粉末状の洗浄剤組成物を構成する(A)アルカリ剤、(B)キレート剤、(C)滑沢剤、(D)酸素系漂白剤及び(E)添加剤としては、本発明のコーヒーマシン用タブレット洗浄剤を構成する成分と同じものを用いることができる。各種成分の含有量や好ましい化合物の種類についても同様である。
また(C’)やノニオン界面活性剤などの、含有量が少ない、又は、含まないことが好ましい化合物についても同様である。
【0050】
粉末状の洗浄剤組成物は、(A)アルカリ剤、(B)キレート剤及び(C)滑沢剤及び必要に応じて添加される(D)酸素系漂白剤及び(E)添加剤等をリボンミキサー、ナウターミキサー、ドラムミキサー等で混合することにより調製することができる。
得られた粉末状の洗浄剤組成物は、そのまま打錠機で打錠してもよいし、顆粒に成形した後に、打錠機で打錠してもよい。
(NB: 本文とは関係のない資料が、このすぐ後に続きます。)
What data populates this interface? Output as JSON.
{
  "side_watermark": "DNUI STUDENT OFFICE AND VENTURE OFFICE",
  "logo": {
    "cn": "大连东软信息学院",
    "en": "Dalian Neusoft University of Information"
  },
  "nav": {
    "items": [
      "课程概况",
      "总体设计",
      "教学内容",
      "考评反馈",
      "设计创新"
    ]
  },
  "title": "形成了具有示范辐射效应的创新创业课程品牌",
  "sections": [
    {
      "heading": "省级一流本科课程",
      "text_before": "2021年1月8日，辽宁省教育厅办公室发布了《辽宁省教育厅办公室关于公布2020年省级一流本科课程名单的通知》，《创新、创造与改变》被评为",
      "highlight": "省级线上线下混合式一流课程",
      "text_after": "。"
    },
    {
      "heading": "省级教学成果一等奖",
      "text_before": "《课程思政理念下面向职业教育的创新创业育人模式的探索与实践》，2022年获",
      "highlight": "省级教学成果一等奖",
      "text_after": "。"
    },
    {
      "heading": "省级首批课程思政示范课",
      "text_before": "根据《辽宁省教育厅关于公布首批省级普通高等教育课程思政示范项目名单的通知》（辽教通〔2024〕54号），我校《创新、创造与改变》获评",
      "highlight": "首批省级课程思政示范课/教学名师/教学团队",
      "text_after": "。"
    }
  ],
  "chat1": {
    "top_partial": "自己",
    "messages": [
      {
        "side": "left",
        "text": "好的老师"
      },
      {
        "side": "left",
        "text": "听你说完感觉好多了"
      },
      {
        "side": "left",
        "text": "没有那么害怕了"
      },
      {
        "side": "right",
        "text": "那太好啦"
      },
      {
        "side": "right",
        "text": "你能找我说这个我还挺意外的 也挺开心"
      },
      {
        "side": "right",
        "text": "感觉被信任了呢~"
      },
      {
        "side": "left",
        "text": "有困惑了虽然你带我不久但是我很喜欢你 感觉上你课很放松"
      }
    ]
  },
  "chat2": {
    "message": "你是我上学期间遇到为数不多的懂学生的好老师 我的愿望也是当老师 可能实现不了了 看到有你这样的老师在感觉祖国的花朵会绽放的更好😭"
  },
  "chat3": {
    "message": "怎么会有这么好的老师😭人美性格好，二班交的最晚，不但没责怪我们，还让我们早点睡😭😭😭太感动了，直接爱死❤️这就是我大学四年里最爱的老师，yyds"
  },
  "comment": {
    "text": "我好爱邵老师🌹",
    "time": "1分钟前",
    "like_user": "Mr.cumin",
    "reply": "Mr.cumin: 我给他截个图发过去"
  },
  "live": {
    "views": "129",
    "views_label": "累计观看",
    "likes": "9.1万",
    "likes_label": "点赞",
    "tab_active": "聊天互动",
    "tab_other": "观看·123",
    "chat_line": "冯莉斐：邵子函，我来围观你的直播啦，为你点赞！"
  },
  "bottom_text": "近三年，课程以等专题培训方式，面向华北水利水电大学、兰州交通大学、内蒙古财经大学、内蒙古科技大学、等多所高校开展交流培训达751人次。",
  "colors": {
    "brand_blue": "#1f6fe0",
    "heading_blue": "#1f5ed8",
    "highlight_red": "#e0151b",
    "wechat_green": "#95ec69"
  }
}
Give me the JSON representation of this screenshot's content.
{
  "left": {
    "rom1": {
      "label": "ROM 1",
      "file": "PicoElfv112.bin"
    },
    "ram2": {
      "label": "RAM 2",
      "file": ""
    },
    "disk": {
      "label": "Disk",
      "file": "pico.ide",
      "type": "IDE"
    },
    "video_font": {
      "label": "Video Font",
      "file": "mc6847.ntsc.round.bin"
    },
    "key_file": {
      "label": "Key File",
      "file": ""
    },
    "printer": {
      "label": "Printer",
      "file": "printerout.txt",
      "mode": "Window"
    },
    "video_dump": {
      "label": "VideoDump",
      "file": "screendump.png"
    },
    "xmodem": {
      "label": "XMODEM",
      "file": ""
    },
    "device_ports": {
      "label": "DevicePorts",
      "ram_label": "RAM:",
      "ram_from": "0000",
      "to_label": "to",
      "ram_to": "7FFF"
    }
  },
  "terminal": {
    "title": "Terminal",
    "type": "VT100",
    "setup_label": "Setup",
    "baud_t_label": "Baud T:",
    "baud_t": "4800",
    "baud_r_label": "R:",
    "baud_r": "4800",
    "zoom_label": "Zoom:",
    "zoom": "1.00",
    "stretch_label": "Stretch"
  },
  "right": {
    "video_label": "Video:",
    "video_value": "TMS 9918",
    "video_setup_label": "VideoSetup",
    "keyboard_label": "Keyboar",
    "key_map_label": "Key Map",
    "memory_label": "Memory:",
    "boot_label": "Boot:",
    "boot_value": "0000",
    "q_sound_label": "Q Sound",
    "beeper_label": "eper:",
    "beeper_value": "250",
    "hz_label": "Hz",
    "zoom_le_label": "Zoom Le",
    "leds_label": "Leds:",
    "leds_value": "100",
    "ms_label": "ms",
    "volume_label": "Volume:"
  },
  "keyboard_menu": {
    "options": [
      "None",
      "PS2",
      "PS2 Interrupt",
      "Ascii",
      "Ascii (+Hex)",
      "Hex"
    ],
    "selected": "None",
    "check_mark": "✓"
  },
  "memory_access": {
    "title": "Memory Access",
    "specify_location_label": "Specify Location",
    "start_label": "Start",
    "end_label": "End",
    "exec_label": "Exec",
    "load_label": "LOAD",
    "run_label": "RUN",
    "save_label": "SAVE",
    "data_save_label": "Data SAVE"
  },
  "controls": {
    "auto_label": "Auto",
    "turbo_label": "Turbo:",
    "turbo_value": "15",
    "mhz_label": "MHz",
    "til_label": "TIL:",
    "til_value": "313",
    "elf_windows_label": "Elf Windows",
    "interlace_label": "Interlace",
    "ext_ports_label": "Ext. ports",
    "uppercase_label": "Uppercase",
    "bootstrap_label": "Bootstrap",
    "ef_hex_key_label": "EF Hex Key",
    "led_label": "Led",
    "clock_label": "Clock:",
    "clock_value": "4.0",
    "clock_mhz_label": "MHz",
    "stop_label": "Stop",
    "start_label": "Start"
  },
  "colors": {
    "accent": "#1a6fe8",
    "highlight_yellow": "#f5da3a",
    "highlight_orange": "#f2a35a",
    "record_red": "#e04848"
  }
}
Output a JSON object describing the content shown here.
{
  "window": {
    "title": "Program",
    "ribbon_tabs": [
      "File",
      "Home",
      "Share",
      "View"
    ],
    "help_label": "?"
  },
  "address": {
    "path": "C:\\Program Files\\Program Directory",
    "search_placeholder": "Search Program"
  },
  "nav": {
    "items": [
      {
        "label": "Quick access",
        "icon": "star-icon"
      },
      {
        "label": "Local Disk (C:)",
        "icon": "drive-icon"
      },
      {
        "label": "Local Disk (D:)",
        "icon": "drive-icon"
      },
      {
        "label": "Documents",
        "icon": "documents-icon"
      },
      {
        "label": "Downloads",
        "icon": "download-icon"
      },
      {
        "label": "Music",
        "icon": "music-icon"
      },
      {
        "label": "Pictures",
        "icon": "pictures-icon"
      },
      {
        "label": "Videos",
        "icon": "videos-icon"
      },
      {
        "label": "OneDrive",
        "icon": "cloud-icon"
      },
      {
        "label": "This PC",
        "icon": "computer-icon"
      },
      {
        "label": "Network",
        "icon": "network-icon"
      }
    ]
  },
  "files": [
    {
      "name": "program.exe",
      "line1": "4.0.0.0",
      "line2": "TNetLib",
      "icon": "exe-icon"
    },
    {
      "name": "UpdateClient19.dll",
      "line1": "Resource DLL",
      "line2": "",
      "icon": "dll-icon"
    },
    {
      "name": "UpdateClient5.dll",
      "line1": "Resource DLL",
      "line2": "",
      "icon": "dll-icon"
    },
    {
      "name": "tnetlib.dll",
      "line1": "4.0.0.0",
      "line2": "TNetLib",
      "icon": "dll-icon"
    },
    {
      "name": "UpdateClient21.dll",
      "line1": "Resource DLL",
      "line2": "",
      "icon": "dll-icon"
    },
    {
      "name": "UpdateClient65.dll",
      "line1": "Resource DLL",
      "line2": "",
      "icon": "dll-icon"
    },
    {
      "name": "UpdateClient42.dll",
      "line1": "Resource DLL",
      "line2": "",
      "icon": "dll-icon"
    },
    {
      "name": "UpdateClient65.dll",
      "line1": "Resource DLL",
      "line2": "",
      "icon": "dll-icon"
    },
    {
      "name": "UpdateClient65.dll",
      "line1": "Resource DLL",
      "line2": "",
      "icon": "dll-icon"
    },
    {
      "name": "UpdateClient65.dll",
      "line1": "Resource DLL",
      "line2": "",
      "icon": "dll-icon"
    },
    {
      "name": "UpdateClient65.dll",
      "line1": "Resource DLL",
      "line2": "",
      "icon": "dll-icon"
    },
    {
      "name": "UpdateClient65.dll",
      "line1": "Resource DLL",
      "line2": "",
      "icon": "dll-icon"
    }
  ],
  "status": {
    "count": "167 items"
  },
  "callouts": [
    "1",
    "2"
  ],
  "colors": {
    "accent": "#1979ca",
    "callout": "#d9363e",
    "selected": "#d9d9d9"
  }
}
打錠機は単打式の打錠機であってもよく、連続式の打錠機であってもよい。
【0051】
続いて、得られた粉末状の洗浄剤組成物を打錠機で打錠する。
打錠方法は特に限定されないが、直接打錠法、顆粒圧縮法のいずれでもよい。
ただし、(C)滑沢剤としてアニオン界面活性剤を含む粉末状の洗浄剤組成物は打錠性に優れるため、直接打錠法での打錠が適している。
【実施例
【0052】
以下に本発明をより具体的に説明する実施例を示すが、本発明はこれらの実施例に限定されるものではない。なお実施例において、特に断らない限り「部」は「重量部」を「%」は「重量%」をそれぞれ意味する。
【0053】
(実施例1~11及び比較例1~5)
(タブレット洗浄剤の作製)
表1に示す処方に従い、(A)アルカリ剤、(B)キレート剤、(C)滑沢剤、(D)酸素系漂白剤及び(E)添加剤を混合して、実施例1~11及び比較例1~5に係る洗浄剤組成物(粉末)を得た。なお、ポリエチレングリコールは結合剤であり、平均分子量が8600の粉末状であった。また、(C’)として使用したジメチルポリシロキサン及びノニオン界面活性剤であるプルロニックL-31は、液体状であった。液体原料を含むものは、まず液体原料を芒硝に噴霧して均一に混合した後、さらに他の原料を混合するという2段階の混合手順で洗浄剤組成物(粉末)を調製した。一方、液体原料を含まないものは、全原料を一度に混合するという1段階の混合手順で洗浄剤組成物(粉末)を調製した。
続いて、得られた洗浄剤組成物(粉末)約2gを、連続打錠機[(株)畑鐵工所製、HT-G20]を用いて打錠し、実施例1~11及び比較例1~5に係るタブレット洗浄剤を得た。錠剤の寸法は、厚さ3.6mm、直径20mmであった。
【0054】
(作業性評価)
以下の方法で作業性を評価した。結果を表1に示す。
○:洗浄剤組成物(粉末)の調製が1段階の混合手順である。
×:洗浄剤組成物(粉末)の調製が2段階の混合手順である。
【0055】
(打錠性評価1、2:バインディング防止効果、キャッピング防止効果)
洗浄剤組成物(粉末)を、連続打錠機[(株)畑鐵工所製、HT-G20]を用いて1000錠連続で打錠した。得られたタブレット洗浄剤1000錠についてバインディングの有無、キャッピングの有無を確認し、バインディング発生率及びキャッピング発生率を求めた。結果を表1に示す。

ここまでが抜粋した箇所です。